MONITOR: The combined use of corticosteroids and nonsteroidal anti-inflammatory drugs (NSAIDs) may increase the potential for serious gastrointestinal (GI) toxicity, including inflammation, bleeding, ulceration, and perforation. In a large, case-control study of elderly patients, those who used corticosteroids and NSAIDs concurrently had an estimated relative risk (RR) for peptic ulcer disease and GI hemorrhage of 14.6 compared to those who used neither. Corticosteroid use was associated with a doubling of the risk (estimated RR = 2.0), but the risk was confined to those who also used NSAIDs. It is possible that both categories of agents are ulcerogenic and have additive effects on the GI mucosa during coadministration. Some investigators have also suggested that the primary effect of corticosteroids in this interaction is to delay healing of erosions caused by NSAIDs rather than cause de novo ulcerations.

MANAGEMENT: Caution is advised if corticosteroids and NSAIDs are used together, especially in patients with a prior history of peptic ulcer disease or GI bleeding and in elderly and debilitated patients. During concomitant therapy, patients should be advised to take the medications with food and to immediately report signs and symptoms of GI ulceration and bleeding such as severe abdominal pain, dizziness, lightheadedness, and the appearance of black, tarry stools. The selective use of prophylactic anti-ulcer therapy (e.g., antacids, H2-antagonists) may be considered.

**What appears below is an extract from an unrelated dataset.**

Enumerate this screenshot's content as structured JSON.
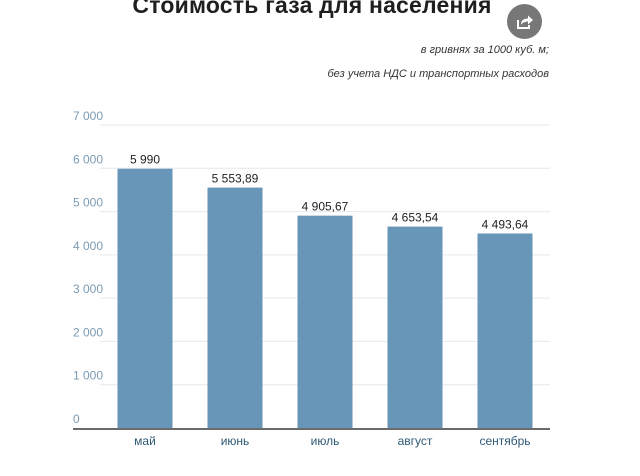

MONITOR: Coadministration with nonsteroidal anti-inflammatory drugs (NSAIDs) may potentiate the risk of central nervous system toxicity sometimes associated with fluoroquinolone use. The interaction has been reported most often with enoxacin. It may occur with other fluoroquinolones as well, but is poorly documented. The exact mechanism of interaction is unknown. Some investigators suggest that the piperazine ring of fluoroquinolones may inhibit the binding of gamma-aminobutyric acid (GABA) to brain receptors and that NSAIDs may synergistically add to this effect. Patients with a history of seizures may be at greater risk.

MANAGEMENT: Clinical monitoring for signs of CNS stimulation such as tremors, involuntary muscle movements, hallucinations, or seizures is recommended if fluoroquinolone antibiotics are prescribed in combination with NSAIDs.